I’m trying to classify if a book is fiction/nonfiction based on title and summary.
This is 2 distinct types of information – is there a way to segment
summary before feeding it to a model, rather than concatenating the information?
"such a long journey"
"it is bombay in 1971, the year india went to..."

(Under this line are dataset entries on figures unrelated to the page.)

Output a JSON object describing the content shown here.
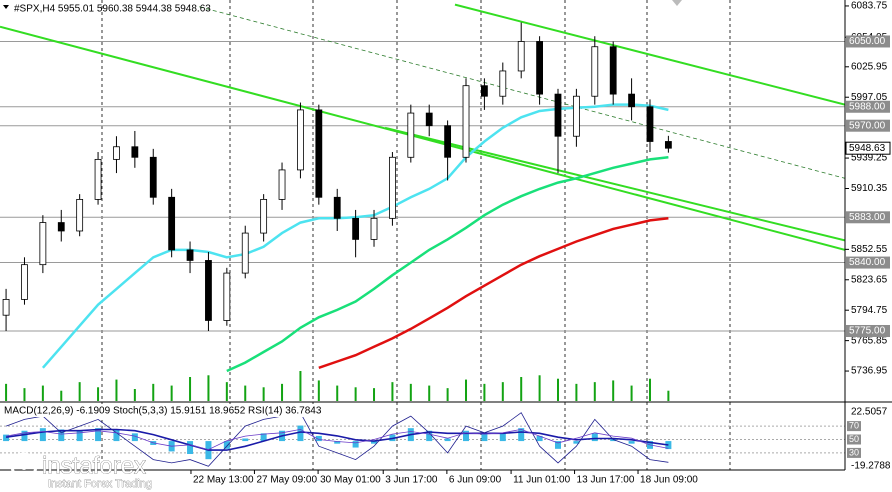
{
  "header": {
    "title": "#SPX,H4 5955.01 5960.38 5944.38 5948.63"
  },
  "chart_data": {
    "type": "candlestick",
    "open": [
      5790,
      5805,
      5838,
      5878,
      5870,
      5900,
      5938,
      5950,
      5940,
      5902,
      5852,
      5842,
      5785,
      5830,
      5868,
      5900,
      5928,
      5985,
      5902,
      5882,
      5862,
      5882,
      5940,
      5982,
      5970,
      5940,
      6008,
      5998,
      6022,
      6050,
      6000,
      5960,
      5998,
      6045,
      6000,
      5988,
      5955.01
    ],
    "high": [
      5815,
      5845,
      5885,
      5890,
      5905,
      5945,
      5960,
      5965,
      5948,
      5910,
      5860,
      5850,
      5835,
      5875,
      5905,
      5935,
      5992,
      5990,
      5910,
      5890,
      5890,
      5945,
      5990,
      5990,
      5975,
      6015,
      6015,
      6030,
      6068,
      6055,
      6005,
      6005,
      6055,
      6050,
      6015,
      5995,
      5960.38
    ],
    "low": [
      5775,
      5800,
      5830,
      5860,
      5865,
      5895,
      5925,
      5930,
      5895,
      5845,
      5830,
      5775,
      5780,
      5825,
      5860,
      5890,
      5920,
      5895,
      5870,
      5845,
      5855,
      5875,
      5935,
      5960,
      5918,
      5935,
      5985,
      5990,
      6015,
      5990,
      5925,
      5950,
      5990,
      5990,
      5975,
      5945,
      5944.38
    ],
    "close": [
      5805,
      5838,
      5878,
      5870,
      5900,
      5938,
      5950,
      5940,
      5902,
      5852,
      5842,
      5785,
      5830,
      5868,
      5900,
      5928,
      5985,
      5902,
      5882,
      5862,
      5882,
      5940,
      5982,
      5970,
      5940,
      6008,
      5998,
      6022,
      6050,
      6000,
      5960,
      5998,
      6045,
      6000,
      5988,
      5955,
      5948.63
    ],
    "xlim": [
      -0.33,
      45.6
    ],
    "ylim": [
      5708.5,
      6089.4
    ],
    "yticks": [
      6083.75,
      6054.05,
      6025.95,
      5997.05,
      5939.25,
      5910.35,
      5852.55,
      5823.65,
      5794.75,
      5765.85,
      5736.95
    ],
    "levels": [
      {
        "value": 6050,
        "label": "6050.00"
      },
      {
        "value": 5988,
        "label": "5988.00"
      },
      {
        "value": 5970,
        "label": "5970.00"
      },
      {
        "value": 5883,
        "label": "5883.00"
      },
      {
        "value": 5840,
        "label": "5840.00"
      },
      {
        "value": 5775,
        "label": "5775.00"
      }
    ],
    "current_price": 5948.63,
    "xticks": [
      {
        "value": 10.05,
        "label": "22 May 13:00"
      },
      {
        "value": 13.5,
        "label": "27 May 09:00"
      },
      {
        "value": 16.96,
        "label": "30 May 01:00"
      },
      {
        "value": 20.5,
        "label": "3 Jun 17:00"
      },
      {
        "value": 23.96,
        "label": "6 Jun 09:00"
      },
      {
        "value": 27.45,
        "label": "11 Jun 01:00"
      },
      {
        "value": 30.9,
        "label": "13 Jun 17:00"
      },
      {
        "value": 34.35,
        "label": "18 Jun 09:00"
      }
    ],
    "moving_averages": [
      {
        "color": "#4de3f0",
        "values": [
          null,
          null,
          5740,
          5760,
          5780,
          5800,
          5815,
          5830,
          5845,
          5852,
          5852,
          5850,
          5845,
          5848,
          5855,
          5868,
          5878,
          5882,
          5882,
          5883,
          5885,
          5893,
          5902,
          5910,
          5920,
          5940,
          5955,
          5968,
          5978,
          5984,
          5986,
          5987,
          5988,
          5990,
          5990,
          5989,
          5985
        ]
      },
      {
        "color": "#19e07a",
        "values": [
          null,
          null,
          null,
          null,
          null,
          null,
          null,
          null,
          null,
          null,
          null,
          null,
          5737,
          5745,
          5755,
          5765,
          5778,
          5788,
          5795,
          5803,
          5815,
          5828,
          5840,
          5852,
          5862,
          5873,
          5885,
          5895,
          5903,
          5910,
          5916,
          5920,
          5925,
          5930,
          5934,
          5938,
          5940
        ]
      },
      {
        "color": "#e01010",
        "values": [
          null,
          null,
          null,
          null,
          null,
          null,
          null,
          null,
          null,
          null,
          null,
          null,
          null,
          null,
          null,
          null,
          null,
          5740,
          5746,
          5752,
          5760,
          5768,
          5777,
          5787,
          5797,
          5808,
          5818,
          5828,
          5838,
          5846,
          5853,
          5860,
          5866,
          5872,
          5876,
          5880,
          5882
        ]
      }
    ],
    "trend_lines": [
      {
        "color": "#33dd22",
        "x": [
          24.4,
          45.6
        ],
        "values": [
          6085,
          5990
        ]
      },
      {
        "color": "#33dd22",
        "x": [
          -0.33,
          45.6
        ],
        "values": [
          6064,
          5852
        ]
      },
      {
        "color": "#33dd22",
        "x": [
          20.6,
          45.6
        ],
        "values": [
          5968,
          5861
        ]
      },
      {
        "color": "#2e7d2e",
        "x": [
          10.5,
          45.6
        ],
        "values": [
          6083,
          5920
        ]
      }
    ],
    "volume_color": "#13a313",
    "volumes": [
      20,
      15,
      18,
      12,
      22,
      16,
      25,
      14,
      20,
      18,
      28,
      30,
      22,
      18,
      16,
      20,
      35,
      24,
      18,
      16,
      15,
      22,
      20,
      18,
      15,
      25,
      20,
      22,
      28,
      30,
      26,
      20,
      22,
      24,
      18,
      26,
      12
    ],
    "indicator": {
      "label": "MACD(12,26,9) -6.1909 Stoch(5,3,3) 15.9151 18.9652 RSI(14) 36.7843",
      "ylim": [
        -19.2788,
        22.5057
      ],
      "yticks": [
        22.5057,
        -19.2788
      ],
      "y2lim": [
        0,
        100
      ],
      "y2ticks": [
        70,
        50,
        30
      ],
      "macd": [
        5,
        8,
        10,
        9,
        8,
        10,
        9,
        6,
        -3,
        -8,
        -10,
        -14,
        -6,
        2,
        6,
        8,
        12,
        4,
        -2,
        -5,
        -2,
        5,
        10,
        8,
        2,
        8,
        6,
        6,
        10,
        4,
        -6,
        -2,
        6,
        2,
        -2,
        -6,
        -6.1909
      ],
      "signal": [
        3,
        5,
        7,
        8,
        8,
        9,
        9,
        8,
        5,
        1,
        -3,
        -7,
        -7,
        -4,
        0,
        4,
        7,
        6,
        4,
        1,
        0,
        2,
        5,
        7,
        6,
        6,
        6,
        6,
        7,
        6,
        3,
        1,
        2,
        2,
        1,
        -1,
        -3
      ],
      "stoch": [
        70,
        80,
        85,
        60,
        70,
        80,
        60,
        40,
        20,
        15,
        20,
        10,
        40,
        70,
        80,
        85,
        90,
        40,
        30,
        20,
        40,
        70,
        85,
        60,
        30,
        70,
        60,
        70,
        90,
        40,
        15,
        40,
        80,
        50,
        40,
        20,
        15.9151
      ],
      "rsi": [
        55,
        60,
        62,
        58,
        60,
        63,
        60,
        55,
        45,
        40,
        42,
        35,
        48,
        55,
        58,
        60,
        65,
        50,
        47,
        45,
        50,
        58,
        62,
        58,
        52,
        60,
        58,
        60,
        65,
        55,
        45,
        52,
        60,
        55,
        52,
        42,
        36.7843
      ]
    }
  },
  "watermark": {
    "brand": "instaforex",
    "slogan": "Instant Forex Trading"
  }
}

"fiction" (where fiction =1)
What I’ve been doing until now is concatenating the information, so the above becomes,
example = "such a long journey it is bombay in 1971, the year india went to..." label = 1
Then the usual setup, something like,
X.append(example) y.append(label) ... X = lemmatize(X) ... X_train, X_test, y_train, y_test = split_data(X,y) vectorizer = TfidfVectorizer(...) X_train = vectorizer.fit_transform(X_train) X_test = vectorizer.transform(X_test) classifier.fit(X_train, y_train) y_predict = classifier.predict(X_test)
But feeding the data concatenated feels intuitively wrong. Is there a better way to do this?
If for some reason its possible with a library other than sklearn (keras, tensorflow) I’d be also open to hearing about that.
X = ['two'],['two'],['four'],['two'],['four'],['four']] y = ['human','human','dog','human','dog','dog']
X = [['two','hello'],['two','hello'],['four','bark'],['two','hi'],['four','bark'],['four','woof']] y = ['human','human','dog','human','dog','dog']
causes errors to be thrown.
'list' object has no attribute 'lower' is X is a list, and
'numpy.ndarray' object has no attribute 'lower' if X is an array.
The error is thrown when I call,
X_train = vectorizer.fit_transform(X_train)
Is it possible to pass in a vector of features?